A diretora de Socioambiental do BNDES e ex-ministra do Desenvolvimento Social e Combate à Fome, Tereza Campello, diz que as linhas ofertadas aos municípios cobram, quase em sua totalidade, o atendimento a aspectos de sustentabilidade ambiental e social. “Buscamos transformar permanentemente as cidades, ajudando a superar seus desafios urbanos históricos e preparando-as para o futuro”, afirma. Entre os projetos financiados pelo banco estão aquelas para a troca de iluminação pública por led, substituição de ônibus a diesel por elétricos e construção de linhas de metrôs e trens.
Entre outros exemplos de ofertas por agências e bancos de fomento com critérios ambientais estão as linhas como a de “Municípios Sustentáveis”, da Agência de Fomento do Estado da Bahia (Desenbahia) e da Agência de Fomento do Estado de São Paulo (Desenvolve SP).
O Banco Regional de Desenvolvimento do Extremo Sul (BRDE) oferece nove linhas específicas com critérios ambientais, entre elas: Mobilidade Urbana, Iluminação Pública, Gestão Pública, Água e Saneamento Público, Gestão de Resíduos e Reciclagem; Cidades Sustentáveis e Indústria e Comércio Sustentáveis.
Ritmo de adaptações
A demanda de adaptação de projetos para que se atenda a agenda verde foi uma mudança de paradigma para gestores, conforme observa o secretário-executivo adjunto da FNP, Jeconias Júnior. “Incluir a questão climática é essencial para desenvolver cidades com infraestruturas resilientes e ambientalmente adequadas”, considera.
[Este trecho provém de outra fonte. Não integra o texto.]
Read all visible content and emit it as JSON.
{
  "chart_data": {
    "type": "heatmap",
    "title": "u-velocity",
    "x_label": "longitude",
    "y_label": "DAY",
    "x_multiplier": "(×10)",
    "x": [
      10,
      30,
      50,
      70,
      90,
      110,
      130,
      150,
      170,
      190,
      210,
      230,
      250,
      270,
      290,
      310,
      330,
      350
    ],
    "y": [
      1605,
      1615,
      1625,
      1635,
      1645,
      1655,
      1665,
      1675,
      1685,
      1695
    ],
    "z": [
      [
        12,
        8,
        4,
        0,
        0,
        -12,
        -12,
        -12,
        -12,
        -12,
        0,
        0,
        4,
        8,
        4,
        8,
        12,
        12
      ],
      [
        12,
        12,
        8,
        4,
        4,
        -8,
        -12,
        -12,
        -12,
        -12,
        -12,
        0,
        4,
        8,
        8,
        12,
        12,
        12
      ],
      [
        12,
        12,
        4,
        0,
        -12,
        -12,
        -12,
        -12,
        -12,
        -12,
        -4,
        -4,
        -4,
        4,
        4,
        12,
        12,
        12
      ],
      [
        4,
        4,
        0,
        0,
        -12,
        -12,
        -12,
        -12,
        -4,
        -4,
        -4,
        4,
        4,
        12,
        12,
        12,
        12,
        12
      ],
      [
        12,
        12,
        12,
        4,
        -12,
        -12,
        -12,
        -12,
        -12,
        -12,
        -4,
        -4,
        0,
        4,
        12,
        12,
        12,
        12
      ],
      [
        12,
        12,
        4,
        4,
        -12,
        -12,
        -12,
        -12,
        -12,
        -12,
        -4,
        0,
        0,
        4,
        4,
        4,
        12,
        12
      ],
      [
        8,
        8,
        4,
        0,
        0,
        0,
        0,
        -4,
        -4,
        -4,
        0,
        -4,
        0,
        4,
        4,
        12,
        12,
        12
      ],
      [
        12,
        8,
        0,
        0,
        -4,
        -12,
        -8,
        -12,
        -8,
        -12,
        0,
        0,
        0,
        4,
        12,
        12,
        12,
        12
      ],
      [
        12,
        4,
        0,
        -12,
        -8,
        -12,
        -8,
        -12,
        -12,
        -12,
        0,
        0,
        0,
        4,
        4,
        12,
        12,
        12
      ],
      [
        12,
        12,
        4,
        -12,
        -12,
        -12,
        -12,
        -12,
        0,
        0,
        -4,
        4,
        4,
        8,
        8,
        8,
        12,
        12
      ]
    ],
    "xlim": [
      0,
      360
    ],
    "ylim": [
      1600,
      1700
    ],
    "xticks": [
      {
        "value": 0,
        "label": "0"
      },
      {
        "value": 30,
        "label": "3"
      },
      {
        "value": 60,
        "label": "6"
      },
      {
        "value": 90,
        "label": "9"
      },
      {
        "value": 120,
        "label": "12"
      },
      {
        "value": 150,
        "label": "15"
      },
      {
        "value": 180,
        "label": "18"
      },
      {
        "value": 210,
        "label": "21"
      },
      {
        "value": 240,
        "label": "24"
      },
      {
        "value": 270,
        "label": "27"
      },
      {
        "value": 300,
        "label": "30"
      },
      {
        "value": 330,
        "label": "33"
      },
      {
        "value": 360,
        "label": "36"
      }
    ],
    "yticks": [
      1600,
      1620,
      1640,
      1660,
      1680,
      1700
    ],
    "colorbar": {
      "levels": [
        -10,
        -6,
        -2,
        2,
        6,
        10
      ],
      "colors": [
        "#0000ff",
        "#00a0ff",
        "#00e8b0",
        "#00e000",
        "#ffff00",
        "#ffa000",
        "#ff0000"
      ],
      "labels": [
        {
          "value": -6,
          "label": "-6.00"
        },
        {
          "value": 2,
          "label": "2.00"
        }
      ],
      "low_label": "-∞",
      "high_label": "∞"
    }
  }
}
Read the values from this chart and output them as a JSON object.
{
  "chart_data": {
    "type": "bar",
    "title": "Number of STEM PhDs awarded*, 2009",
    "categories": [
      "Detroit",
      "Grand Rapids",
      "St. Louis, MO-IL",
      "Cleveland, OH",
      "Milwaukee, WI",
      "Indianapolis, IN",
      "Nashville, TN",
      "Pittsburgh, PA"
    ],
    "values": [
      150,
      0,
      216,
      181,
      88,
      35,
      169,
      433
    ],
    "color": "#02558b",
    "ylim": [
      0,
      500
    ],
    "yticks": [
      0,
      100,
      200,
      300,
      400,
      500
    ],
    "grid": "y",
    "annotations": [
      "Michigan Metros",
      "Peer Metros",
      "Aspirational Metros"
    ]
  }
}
Uma preocupação nesse processo, destaca Celso Pansera, é de que se tenha cautela para observar os diferentes níveis de maturidade das gestões municipais. “A consciência sobre iniciativas sustentáveis é mais evidente em cidades grandes. Em pequenos municípios, que enfrentam problemas ainda mais urgentes, a sustentabilidade ainda não é uma prioridade”, afirma, ao defender uma progressividade.
Para acelerar essa consciência entre as prefeituras, o representante da FNP diz que vale a máxima de que há eficácia de se “mexer no bolso” de gestores. “As linhas de crédito, para serem educativas nesse sentido, precisam ser mais vantajosas. Precisa ter taxas diferenciadas para financiar estruturas que sejam verdes, que sejam voltadas à resiliência. Isso vai educar”, avalia.